Reskinning of large Orbicella faveolata in the wake of SCTLD

Stony corals (Scleractinia spp.) are a critically important group of species that engineered the foundation of Florida’s Coral Reef (FCR) over 10,000 years ago. The FCR serves as a natural breakwater for extreme weather events, an economic well for the South Florida tourism, and an ecological hotspot for marine life. Recently, numerous biotic, abiotic, and anthropogenic stressors have combined to dramatically reduce the health and ecosystem function of these organisms. Currently spreading through the Caribbean, Stony Coral Tissue Loss Disease (SCTLD) has proved to be especially damaging given its high transmission rate and interspecies lethality since it first appeared off the coast of Miami in 2014.

Southeast Florida is home to over 100 live large (>2m length), reef-building coral that have survived pressures placed on them for up to 320 years However, many have recently lost considerable live tissue from SCTLD since 2014 and 13 have died completely. Once a colony dies, its surface becomes colonized by other organisms and bioerosion of the structure is accelerated. Restoring these large corals with live coral tissue will replace their lost ecosystem function, stave off bioerosion, and allow them to grow and continue providing habitat.

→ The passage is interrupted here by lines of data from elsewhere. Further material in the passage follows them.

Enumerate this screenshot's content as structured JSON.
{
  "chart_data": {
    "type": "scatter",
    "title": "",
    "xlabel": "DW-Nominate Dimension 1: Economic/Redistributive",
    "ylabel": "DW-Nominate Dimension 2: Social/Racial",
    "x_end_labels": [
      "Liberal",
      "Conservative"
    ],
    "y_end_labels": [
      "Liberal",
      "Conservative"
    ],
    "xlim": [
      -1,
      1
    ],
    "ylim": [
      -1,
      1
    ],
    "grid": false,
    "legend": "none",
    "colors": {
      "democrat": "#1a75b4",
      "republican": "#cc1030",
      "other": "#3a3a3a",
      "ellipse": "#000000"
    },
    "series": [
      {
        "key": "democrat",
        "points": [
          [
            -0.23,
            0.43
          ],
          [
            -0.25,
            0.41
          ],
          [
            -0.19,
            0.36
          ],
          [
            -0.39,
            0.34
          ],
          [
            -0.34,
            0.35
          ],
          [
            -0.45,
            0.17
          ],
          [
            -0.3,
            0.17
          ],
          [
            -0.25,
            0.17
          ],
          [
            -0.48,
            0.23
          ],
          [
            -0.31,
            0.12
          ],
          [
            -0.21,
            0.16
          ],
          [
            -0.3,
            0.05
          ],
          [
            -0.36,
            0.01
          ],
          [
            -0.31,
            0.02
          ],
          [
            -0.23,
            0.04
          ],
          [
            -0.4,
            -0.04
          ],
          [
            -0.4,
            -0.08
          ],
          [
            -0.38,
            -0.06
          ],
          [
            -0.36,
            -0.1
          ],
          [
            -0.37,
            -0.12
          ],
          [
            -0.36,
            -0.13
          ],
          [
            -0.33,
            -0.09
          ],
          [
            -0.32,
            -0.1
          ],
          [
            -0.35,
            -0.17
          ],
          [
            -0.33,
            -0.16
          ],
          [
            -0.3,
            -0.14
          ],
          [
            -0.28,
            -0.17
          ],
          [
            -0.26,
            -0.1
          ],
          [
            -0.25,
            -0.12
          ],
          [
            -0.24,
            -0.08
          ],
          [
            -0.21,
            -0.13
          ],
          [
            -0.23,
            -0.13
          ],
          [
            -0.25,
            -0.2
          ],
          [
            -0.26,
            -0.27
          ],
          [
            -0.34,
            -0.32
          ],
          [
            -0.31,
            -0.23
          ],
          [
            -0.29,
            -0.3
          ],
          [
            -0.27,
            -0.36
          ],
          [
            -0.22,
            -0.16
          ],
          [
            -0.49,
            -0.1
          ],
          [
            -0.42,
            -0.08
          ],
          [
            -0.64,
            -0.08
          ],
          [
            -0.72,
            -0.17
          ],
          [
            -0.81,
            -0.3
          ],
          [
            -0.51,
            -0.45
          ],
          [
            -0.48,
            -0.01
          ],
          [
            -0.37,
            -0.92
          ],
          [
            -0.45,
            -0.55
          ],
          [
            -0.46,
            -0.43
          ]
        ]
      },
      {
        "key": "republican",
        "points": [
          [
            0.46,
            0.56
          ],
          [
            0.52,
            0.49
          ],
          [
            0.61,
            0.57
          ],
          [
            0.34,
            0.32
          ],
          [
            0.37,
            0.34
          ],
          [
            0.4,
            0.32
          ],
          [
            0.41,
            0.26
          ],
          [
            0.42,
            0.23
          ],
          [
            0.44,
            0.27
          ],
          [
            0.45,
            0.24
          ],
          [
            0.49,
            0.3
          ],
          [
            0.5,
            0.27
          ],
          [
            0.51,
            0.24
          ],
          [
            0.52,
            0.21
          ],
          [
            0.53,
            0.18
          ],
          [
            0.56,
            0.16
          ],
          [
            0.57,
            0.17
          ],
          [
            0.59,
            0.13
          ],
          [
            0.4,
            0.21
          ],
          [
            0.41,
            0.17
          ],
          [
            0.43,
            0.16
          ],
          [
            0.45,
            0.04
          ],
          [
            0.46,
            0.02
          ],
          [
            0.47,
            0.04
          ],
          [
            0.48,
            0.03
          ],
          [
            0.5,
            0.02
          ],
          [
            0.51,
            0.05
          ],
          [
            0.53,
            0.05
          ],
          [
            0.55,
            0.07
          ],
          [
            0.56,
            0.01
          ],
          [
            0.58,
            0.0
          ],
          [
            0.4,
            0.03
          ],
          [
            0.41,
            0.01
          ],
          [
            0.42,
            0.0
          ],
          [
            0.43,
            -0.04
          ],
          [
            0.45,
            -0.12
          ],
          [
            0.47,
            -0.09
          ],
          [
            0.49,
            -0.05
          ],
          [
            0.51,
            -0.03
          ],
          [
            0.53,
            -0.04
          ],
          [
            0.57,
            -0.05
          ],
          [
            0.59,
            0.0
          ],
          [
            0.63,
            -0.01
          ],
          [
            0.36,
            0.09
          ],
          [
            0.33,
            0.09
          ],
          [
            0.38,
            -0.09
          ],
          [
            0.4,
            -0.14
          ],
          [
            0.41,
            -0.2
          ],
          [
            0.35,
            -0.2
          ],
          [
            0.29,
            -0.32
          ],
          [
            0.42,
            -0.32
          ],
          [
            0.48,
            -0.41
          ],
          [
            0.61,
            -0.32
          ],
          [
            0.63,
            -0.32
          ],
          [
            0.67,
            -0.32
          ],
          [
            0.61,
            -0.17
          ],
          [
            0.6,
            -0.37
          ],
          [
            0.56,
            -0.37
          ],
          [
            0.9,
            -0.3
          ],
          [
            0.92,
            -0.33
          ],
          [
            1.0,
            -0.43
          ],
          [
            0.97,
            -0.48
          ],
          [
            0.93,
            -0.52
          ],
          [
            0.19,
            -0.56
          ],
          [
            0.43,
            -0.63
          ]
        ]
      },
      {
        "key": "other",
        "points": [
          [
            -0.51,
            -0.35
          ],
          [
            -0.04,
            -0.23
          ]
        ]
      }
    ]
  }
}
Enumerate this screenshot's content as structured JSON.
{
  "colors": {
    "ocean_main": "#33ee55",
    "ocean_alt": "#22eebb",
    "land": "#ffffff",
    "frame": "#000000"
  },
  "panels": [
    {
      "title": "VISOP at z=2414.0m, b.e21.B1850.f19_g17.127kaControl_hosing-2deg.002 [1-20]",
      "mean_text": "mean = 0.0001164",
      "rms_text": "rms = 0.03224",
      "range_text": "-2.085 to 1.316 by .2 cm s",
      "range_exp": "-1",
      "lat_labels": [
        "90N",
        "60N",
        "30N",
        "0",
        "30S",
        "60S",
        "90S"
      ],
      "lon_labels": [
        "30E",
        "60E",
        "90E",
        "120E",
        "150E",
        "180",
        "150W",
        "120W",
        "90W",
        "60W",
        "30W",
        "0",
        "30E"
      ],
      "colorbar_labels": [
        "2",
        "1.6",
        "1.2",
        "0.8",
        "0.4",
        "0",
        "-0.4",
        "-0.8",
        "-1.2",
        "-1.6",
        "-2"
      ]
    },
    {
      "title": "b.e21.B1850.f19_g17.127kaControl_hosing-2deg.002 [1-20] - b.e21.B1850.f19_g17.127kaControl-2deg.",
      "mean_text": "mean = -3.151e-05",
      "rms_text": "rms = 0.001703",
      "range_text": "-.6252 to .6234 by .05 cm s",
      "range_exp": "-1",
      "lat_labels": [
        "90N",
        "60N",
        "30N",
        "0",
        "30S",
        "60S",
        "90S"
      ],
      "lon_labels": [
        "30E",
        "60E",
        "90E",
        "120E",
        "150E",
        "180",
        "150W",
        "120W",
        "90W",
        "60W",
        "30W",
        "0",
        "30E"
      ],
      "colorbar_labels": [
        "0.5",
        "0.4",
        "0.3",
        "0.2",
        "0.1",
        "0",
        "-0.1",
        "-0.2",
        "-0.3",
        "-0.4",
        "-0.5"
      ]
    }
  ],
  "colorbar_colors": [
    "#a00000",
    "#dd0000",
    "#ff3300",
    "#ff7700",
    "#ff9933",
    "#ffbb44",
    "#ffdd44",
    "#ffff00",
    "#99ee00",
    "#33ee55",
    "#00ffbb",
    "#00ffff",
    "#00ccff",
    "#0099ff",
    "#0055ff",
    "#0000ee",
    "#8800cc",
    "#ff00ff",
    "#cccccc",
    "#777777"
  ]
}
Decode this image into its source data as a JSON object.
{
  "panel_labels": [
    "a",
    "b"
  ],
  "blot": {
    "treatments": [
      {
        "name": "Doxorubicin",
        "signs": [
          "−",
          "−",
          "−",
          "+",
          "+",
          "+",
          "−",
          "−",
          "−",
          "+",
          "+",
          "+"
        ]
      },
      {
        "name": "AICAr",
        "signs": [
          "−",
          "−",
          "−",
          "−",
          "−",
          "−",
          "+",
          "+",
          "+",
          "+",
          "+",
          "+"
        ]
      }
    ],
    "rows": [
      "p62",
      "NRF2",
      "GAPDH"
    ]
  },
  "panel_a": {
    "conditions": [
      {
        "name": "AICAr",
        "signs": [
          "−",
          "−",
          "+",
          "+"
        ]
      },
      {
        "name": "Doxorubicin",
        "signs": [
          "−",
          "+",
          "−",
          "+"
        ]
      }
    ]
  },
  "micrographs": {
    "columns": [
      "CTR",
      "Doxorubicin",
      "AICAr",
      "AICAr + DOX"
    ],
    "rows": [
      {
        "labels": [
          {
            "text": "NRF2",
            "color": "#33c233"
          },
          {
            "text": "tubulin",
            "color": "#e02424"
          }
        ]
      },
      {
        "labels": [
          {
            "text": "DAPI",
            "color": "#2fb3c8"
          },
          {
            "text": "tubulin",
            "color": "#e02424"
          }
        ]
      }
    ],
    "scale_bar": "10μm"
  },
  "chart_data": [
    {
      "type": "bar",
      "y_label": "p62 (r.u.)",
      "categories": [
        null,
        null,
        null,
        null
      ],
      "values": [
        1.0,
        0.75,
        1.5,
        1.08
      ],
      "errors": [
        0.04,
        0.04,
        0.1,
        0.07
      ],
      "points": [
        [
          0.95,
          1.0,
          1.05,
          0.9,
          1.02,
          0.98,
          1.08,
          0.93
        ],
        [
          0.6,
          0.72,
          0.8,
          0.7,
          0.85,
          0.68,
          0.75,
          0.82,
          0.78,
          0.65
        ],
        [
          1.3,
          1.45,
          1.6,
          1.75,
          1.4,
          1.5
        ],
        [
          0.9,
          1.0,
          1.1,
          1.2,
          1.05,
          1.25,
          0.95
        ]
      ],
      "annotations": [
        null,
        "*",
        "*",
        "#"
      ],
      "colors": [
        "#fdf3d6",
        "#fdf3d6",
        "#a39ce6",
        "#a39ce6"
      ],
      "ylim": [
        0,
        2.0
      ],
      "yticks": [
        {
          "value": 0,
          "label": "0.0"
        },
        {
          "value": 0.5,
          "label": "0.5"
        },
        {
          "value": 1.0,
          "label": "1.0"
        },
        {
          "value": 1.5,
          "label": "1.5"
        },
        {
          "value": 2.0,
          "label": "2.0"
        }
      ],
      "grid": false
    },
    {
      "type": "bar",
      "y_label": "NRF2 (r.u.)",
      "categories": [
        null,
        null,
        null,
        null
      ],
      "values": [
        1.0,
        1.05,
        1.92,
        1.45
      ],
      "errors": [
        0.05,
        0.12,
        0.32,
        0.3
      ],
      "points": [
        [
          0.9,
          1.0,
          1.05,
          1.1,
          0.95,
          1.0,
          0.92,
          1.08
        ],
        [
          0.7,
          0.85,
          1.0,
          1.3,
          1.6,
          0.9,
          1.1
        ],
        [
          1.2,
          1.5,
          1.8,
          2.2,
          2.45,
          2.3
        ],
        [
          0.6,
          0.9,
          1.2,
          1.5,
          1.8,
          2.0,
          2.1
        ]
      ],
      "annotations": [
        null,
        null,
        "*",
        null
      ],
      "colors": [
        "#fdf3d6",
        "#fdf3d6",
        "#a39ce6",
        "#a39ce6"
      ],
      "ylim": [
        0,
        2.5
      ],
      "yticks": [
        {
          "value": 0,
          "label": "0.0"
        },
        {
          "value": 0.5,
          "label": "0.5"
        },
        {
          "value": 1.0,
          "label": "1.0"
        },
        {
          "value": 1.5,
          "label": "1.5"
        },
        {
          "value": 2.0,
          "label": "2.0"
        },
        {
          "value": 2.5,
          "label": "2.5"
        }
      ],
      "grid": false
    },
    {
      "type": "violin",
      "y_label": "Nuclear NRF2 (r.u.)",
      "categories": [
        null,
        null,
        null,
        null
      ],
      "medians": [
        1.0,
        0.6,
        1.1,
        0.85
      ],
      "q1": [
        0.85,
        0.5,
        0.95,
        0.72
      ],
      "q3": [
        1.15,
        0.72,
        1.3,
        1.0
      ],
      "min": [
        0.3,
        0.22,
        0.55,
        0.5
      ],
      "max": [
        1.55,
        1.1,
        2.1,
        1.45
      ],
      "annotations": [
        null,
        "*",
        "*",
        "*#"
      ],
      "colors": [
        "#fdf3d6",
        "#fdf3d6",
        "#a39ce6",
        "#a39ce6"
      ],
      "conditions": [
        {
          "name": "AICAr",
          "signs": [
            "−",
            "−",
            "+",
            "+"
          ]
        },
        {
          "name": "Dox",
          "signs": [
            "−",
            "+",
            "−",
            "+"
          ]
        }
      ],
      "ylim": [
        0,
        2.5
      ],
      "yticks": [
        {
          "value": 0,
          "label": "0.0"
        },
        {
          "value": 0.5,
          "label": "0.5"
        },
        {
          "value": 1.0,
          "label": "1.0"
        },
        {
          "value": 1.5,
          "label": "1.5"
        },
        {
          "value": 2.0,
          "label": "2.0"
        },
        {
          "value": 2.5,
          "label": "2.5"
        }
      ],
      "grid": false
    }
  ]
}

Monthly monitoring of 100 large corals has provided an opportunity to collect loose fragments from these large, resilient individuals that would normally die and use them to restore other structures. Therefore, this study aims to propagate and outplant resilient Orbicella faveolata (OFAV) corals of opportunity on large recently dead OFAV skeletons. In total, Fragments from 10 colonies are planned to create 550 outplants.

These large colonies represent an important genetic stock of SCLTD-resistant donors for future restoration efforts. If successful, the reskinning of bouldering corals could be a gateway to a new generation of disease-resistant colonies better adapted for future stress events.